Hoje em dia todo mundo é DJ. E já que tocar discos roubando o talento alheio para fazer os outros ouvirem músicas e serem mais felizes está na moda, acho então que essa profissão poderia ter, digamos, uma evolução, não somente nas pistas de danças mas em outros lugares.
Pense bem, alguns ''DJs'' são até mais antigos que os de pista de boate. Como, por exemplo, os de supermercados. O consumidor não percebe, mas, de repente, pode mudar de idéia na hora de comprar xampu ao escutar ''We Don't Need Another Hero'', da Tina Turner. Ou lembrar de trocar o telefone ao ouvir ''I Just Called to Say I Love You'', do Stevie Wonder. E também desistir de ficar no local quando for executada qualquer faixa do Bryan Adams. Portanto, uma seleção mais adequada seria interessante, não? Imagina só ouvir ''We Are the Champions'', do Queen, na hora de comprar uma bola de futebol? Sensacional.
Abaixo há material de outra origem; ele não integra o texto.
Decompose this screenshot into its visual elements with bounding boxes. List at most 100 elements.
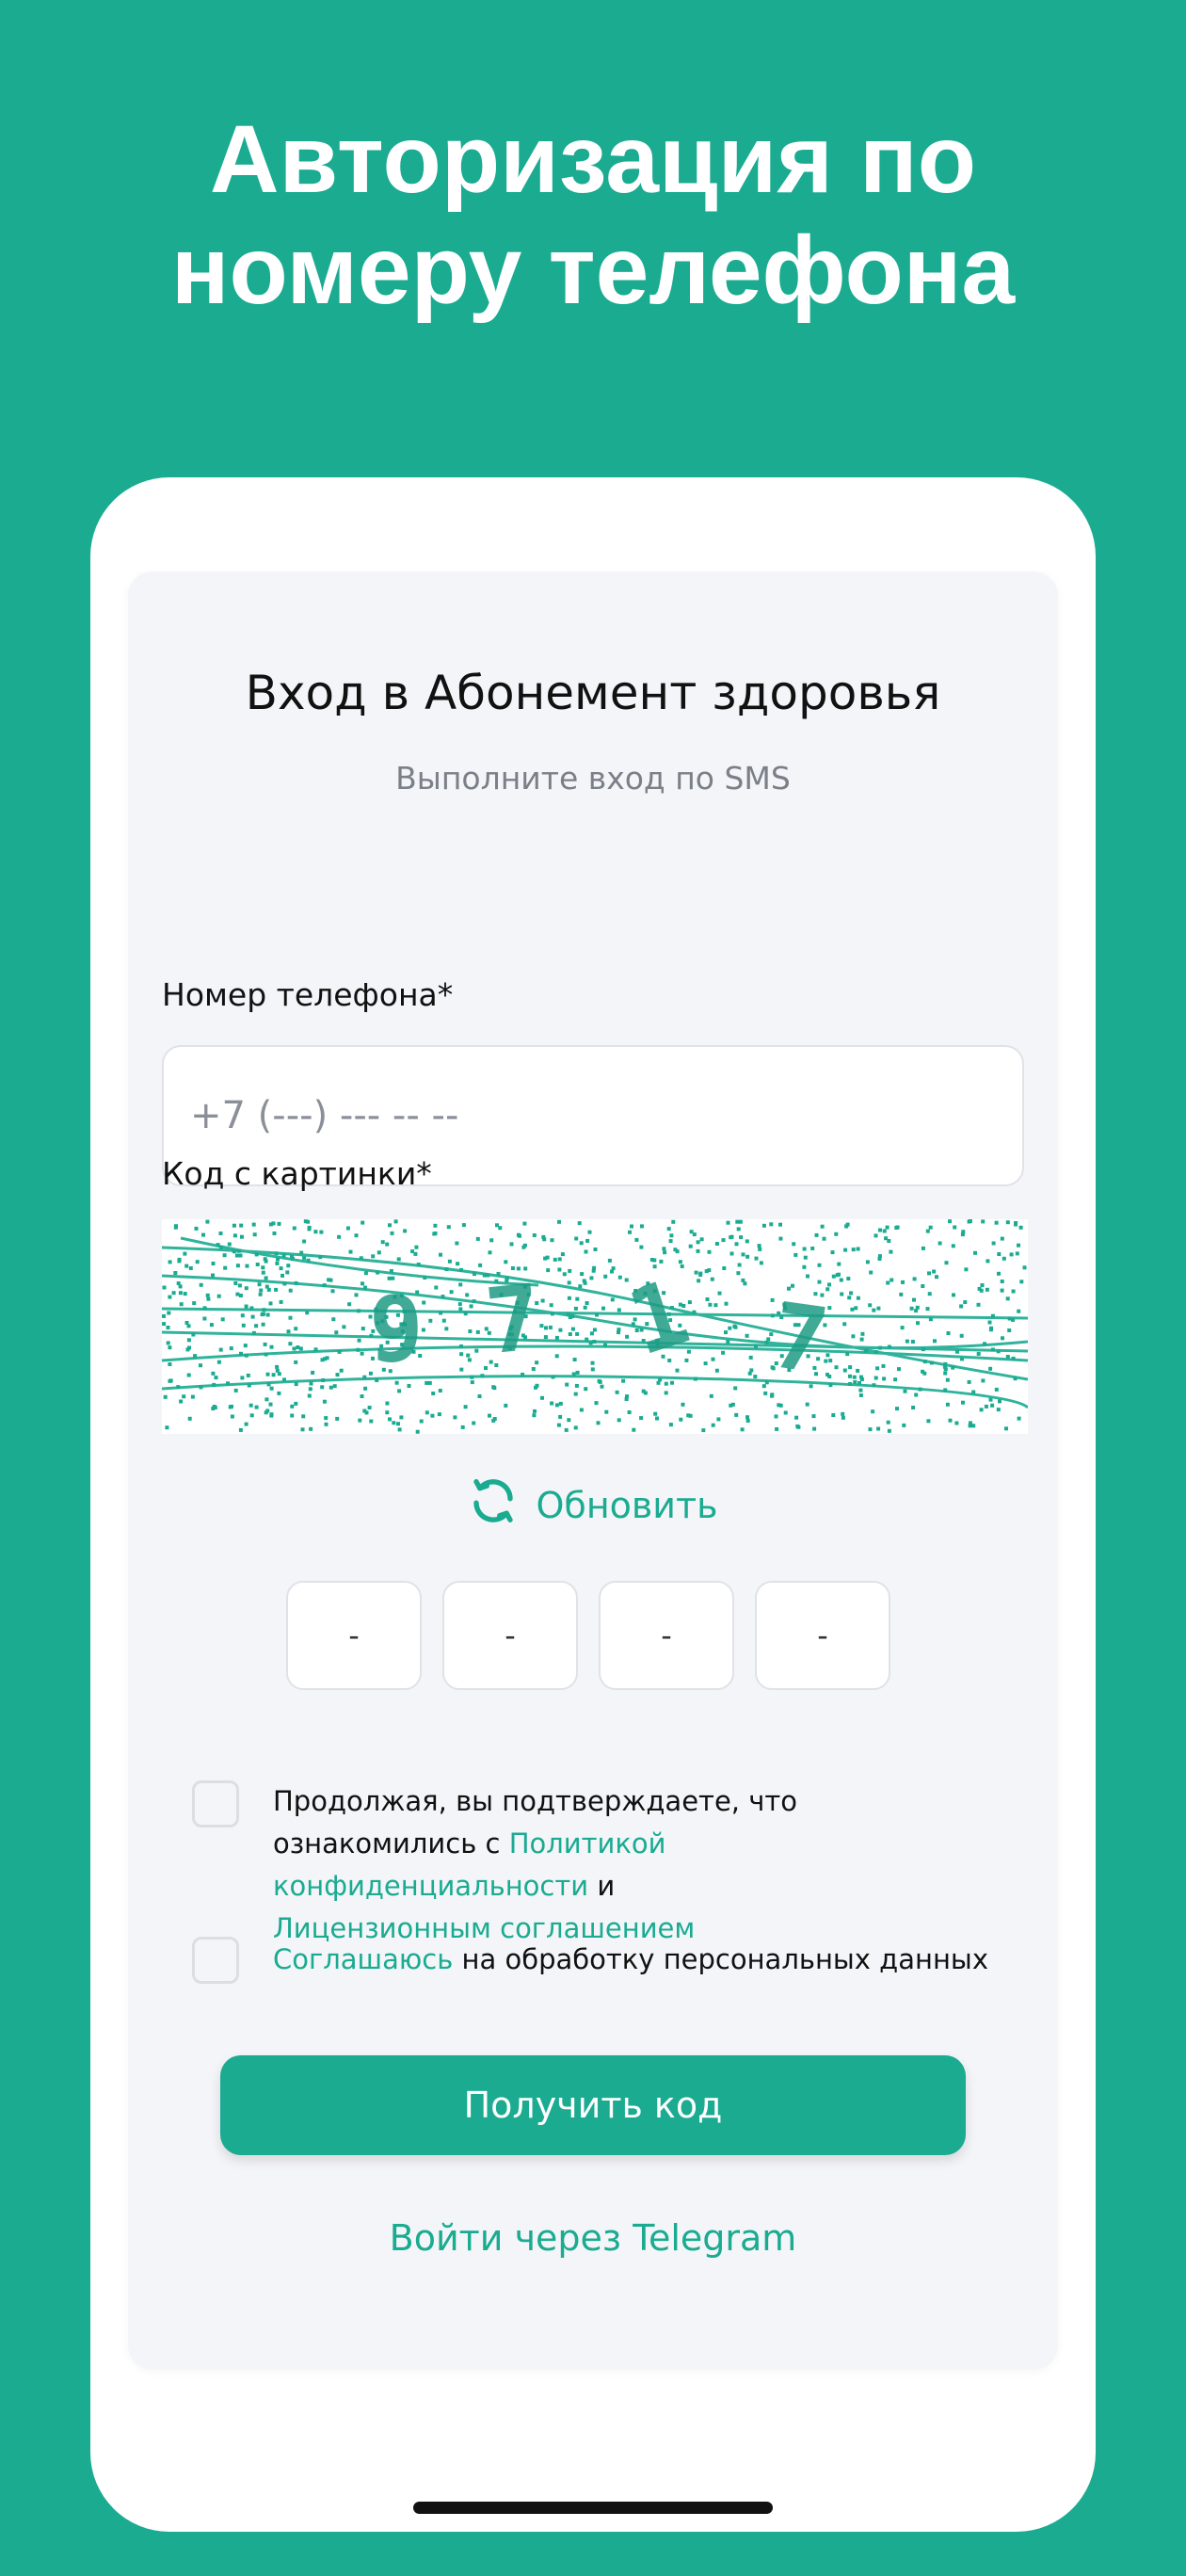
captcha-noise-dot: [427, 1380, 432, 1385]
captcha-noise-dot: [419, 1419, 424, 1424]
captcha-noise-dot: [590, 1367, 595, 1372]
captcha-noise-dot: [675, 1368, 680, 1373]
captcha-noise-dot: [439, 1252, 442, 1257]
captcha-noise-dot: [735, 1219, 740, 1224]
captcha-noise-dot: [805, 1402, 809, 1407]
get-code-button[interactable]: Получить код: [220, 2055, 966, 2155]
captcha-noise-dot: [951, 1244, 955, 1248]
consent-row: Продолжая, вы подтверждаете, что ознаком…: [192, 1780, 988, 1950]
captcha-refresh-button[interactable]: Обновить: [128, 1475, 1058, 1535]
captcha-noise-dot: [671, 1219, 676, 1224]
captcha-noise-dot: [585, 1238, 590, 1243]
captcha-glyph-3: 1: [617, 1259, 701, 1376]
captcha-noise-dot: [575, 1296, 580, 1301]
telegram-login-link[interactable]: Войти через Telegram: [128, 2217, 1058, 2259]
captcha-noise-dot: [320, 1385, 325, 1390]
captcha-noise-dot: [803, 1255, 808, 1260]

E os DJs de elevador? Sempre com aquele jazz comercial para que todos fiquem com ''cara de paisagem'' enquanto o piso desejado não chega. Alguns até inovam, executando coisas assobiáveis (claro, para as pessoas poderem assobiar enquanto dura o silêncio constrangedor no elevador); outros provocam, tocando ''Rádio Pirata'' do RPM; e a maioria apenas mantém o padrão, com um CD da turma do Snoopy e Charlie Brown.
Nossa vida seria mais interessante se tivesse trilha sonora em todos os momentos. Mas só se as canções valessem a pena. Porque ouvir Tracy Chapman na hora que está comprando um quilo de batata é algo, assim, modorrento.